The New York Times is slowly figuring out pot.
The New York Times is slowly figuring out pot. The Stranger

The New York Times published a mea culpa of sorts yesterday after they fanned the fires of Reefer Madness last week in a widely condemned editorial titled "What Advocates of Legalizing Pot Don’t Want You to Know."

Last week's editorial from Alex Berenson warned the Times's massive readership that pot legalization was creating dangerous ripple effects across the country. Berenson, who just released a book about what he perceives as the dangers of legalization, argued that legal pot was increasing mental illness rates, including driving people into schizophrenia and increasing violent crime. Berenson cites a number of different researchers in his editorial but many of those people almost immediately denounced his argument as distorting their work. Now the Times itself is picking apart his argument. Aaron E. Carroll, a contributor to the paper, dismantles Berenson's arguments (without directly naming him) in a blog post published yesterday.

Carroll interviews the researchers that Berenson had carelessly pulled work from. As I said in my own response to his misleading editorial, those researchers show that Berenson intentionally confused correlation with causation when it comes to pot's effects on mental illness. And just outright misstated the facts when it comes to violent crime.

Berenson had put in clear terms that pot can cause schizophrenia. Here's a quote from his editorial last week.

Worse — because marijuana can cause paranoia and psychosis, and those conditions are closely linked to violence — it appears to lead to an increase in violent crime.

Berenson claimed that a recent comprehensive report backed up his argument, but one of the report's authors, Dr. Ziva Cooper, told Carroll that Berenson got it wrong.

She says some have misinterpreted the report to state that the report’s committee concluded that cannabis causes schizophrenia. It did not.

“This was stated as an association, not causation,” she said. “We do not yet have the supporting evidence to state the direction of this association.”

Berenson's claim that pot had increased violent crime in Washington and Colorado after those states legalized pot also didn't hold water, according to Benjamin Hansen, a professor at University of Oregon. Hansen's data shows that the two states actually had lower crime rates than expected after legalization. I'm not going to conflate causation with correlation—these statistics don't actually prove that legal pot lowers crime rates—but it certainly doesn't show that pot caused an increase in crime, which is what Berenson is arguing.

Carroll wades into another point that Berenson didn't mention in his New York Times editorial but does cover in his book: does legalizing pot increase fatal car accidents? Berenson argues that it does, which was parroted by Malcolm Gladwell in an equally terrible piece in this week's New Yorker. Here's how Gladwell unequivocally put it in his shitty story:

Does the use of cannabis increase the likelihood of fatal car accidents? Yes.

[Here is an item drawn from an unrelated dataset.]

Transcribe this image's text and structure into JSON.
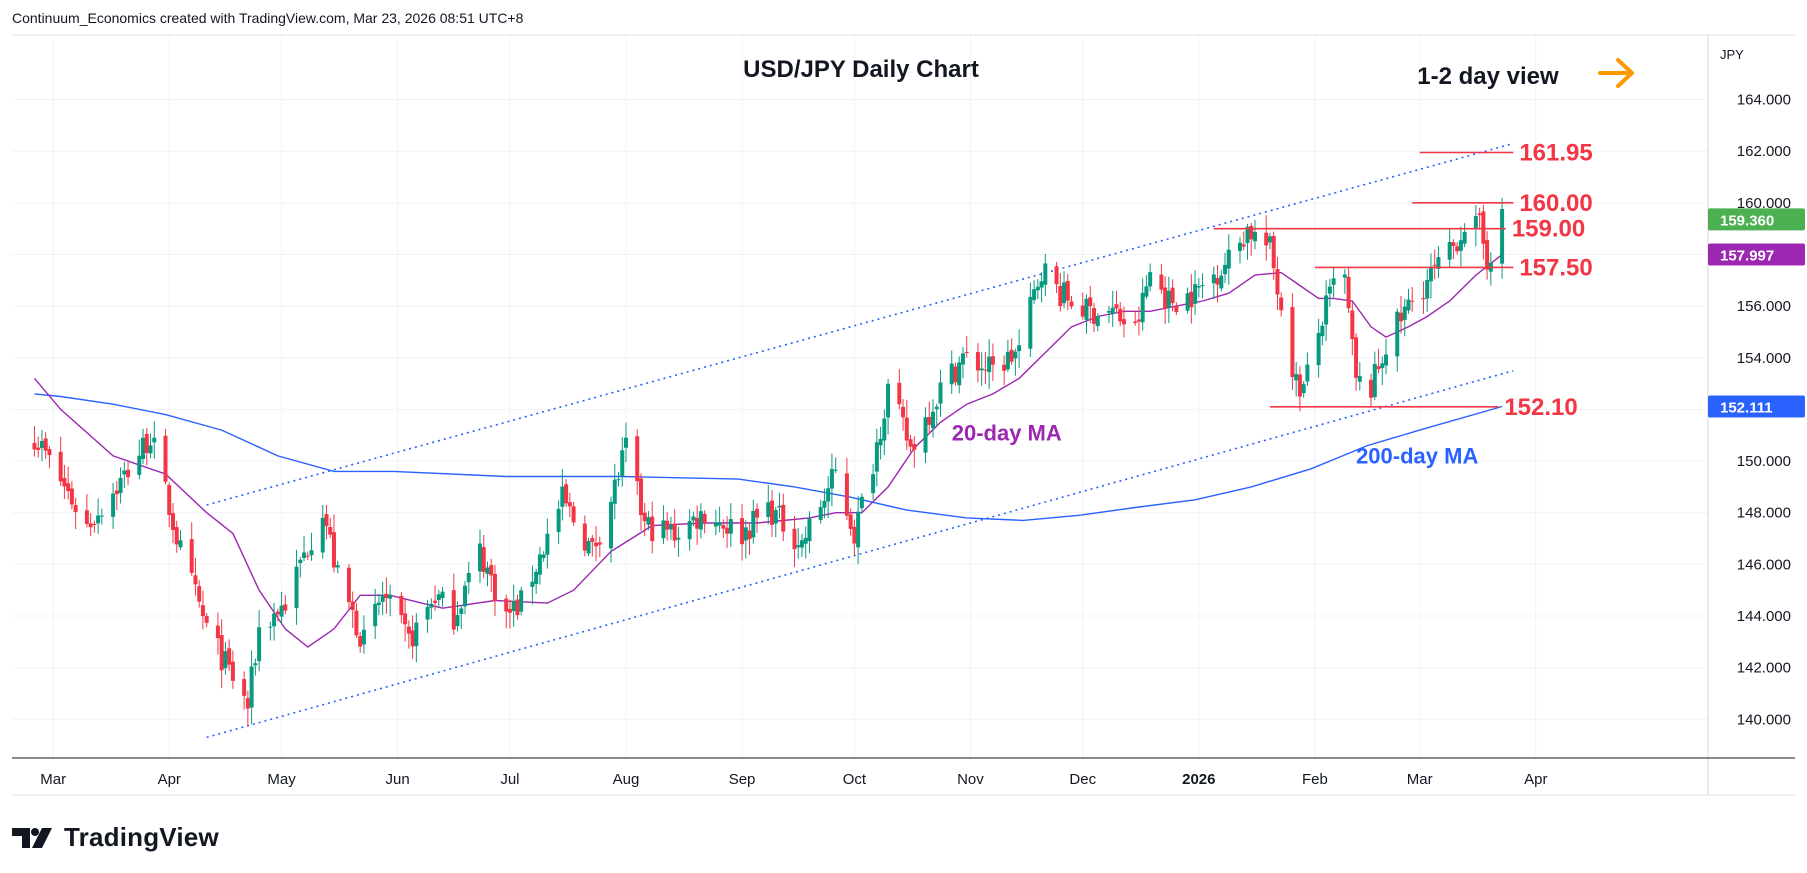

Well, it turns out that isn't the case, according to Hansen's data. Carrol said that "Mr. Hansen and colleagues showed that marijuana-related fatality rates did not increase more after legalization than what you would expect from trends and other states." Gladwell also does not include any discussion of the difficulties in measuring cannabis intoxication. There is no scientifically accepted way to measure how high a person is. In fact, the one thing scientists agree on is that THC concentration in the bloodstream, which is how most states currently measure pot intoxication, is not a scientific measurement of how stoned you are. So the blood alcohol tests that Berenson and Gladwell are relying on are not accurate measures of how high someone is when they are in a car accident.

But why would Gladwell or Berenson, two intellectual holdovers from the earlier age of prohibition, want to discuss things that don't fit into their established narrative that pot is bad? This whole Reefer Madness tour that Berenson has been embarking on is evidence of how much the East Coast media needs to learn about cannabis. The New York Times is absolutely part of the prohibitionist mindset, where cannabis is assumed to be a societal ill that only delusional stoners use and support. In these circles, pot is best talked about when we are discussing its dangers. Even this particular blogger for the Times, who thankfully is correcting Berenson's editorial, has fallen victim to trumping up the dangers of pot without fair context.


This blog post by Carroll is helpful but it's a tiny step toward discussing pot in a well-informed manner. The harm of Berenson's media spectacle has already been done. Far more people will read his splashy editorial in the Times than this thoughtful blog post, and his book is already in its third printing.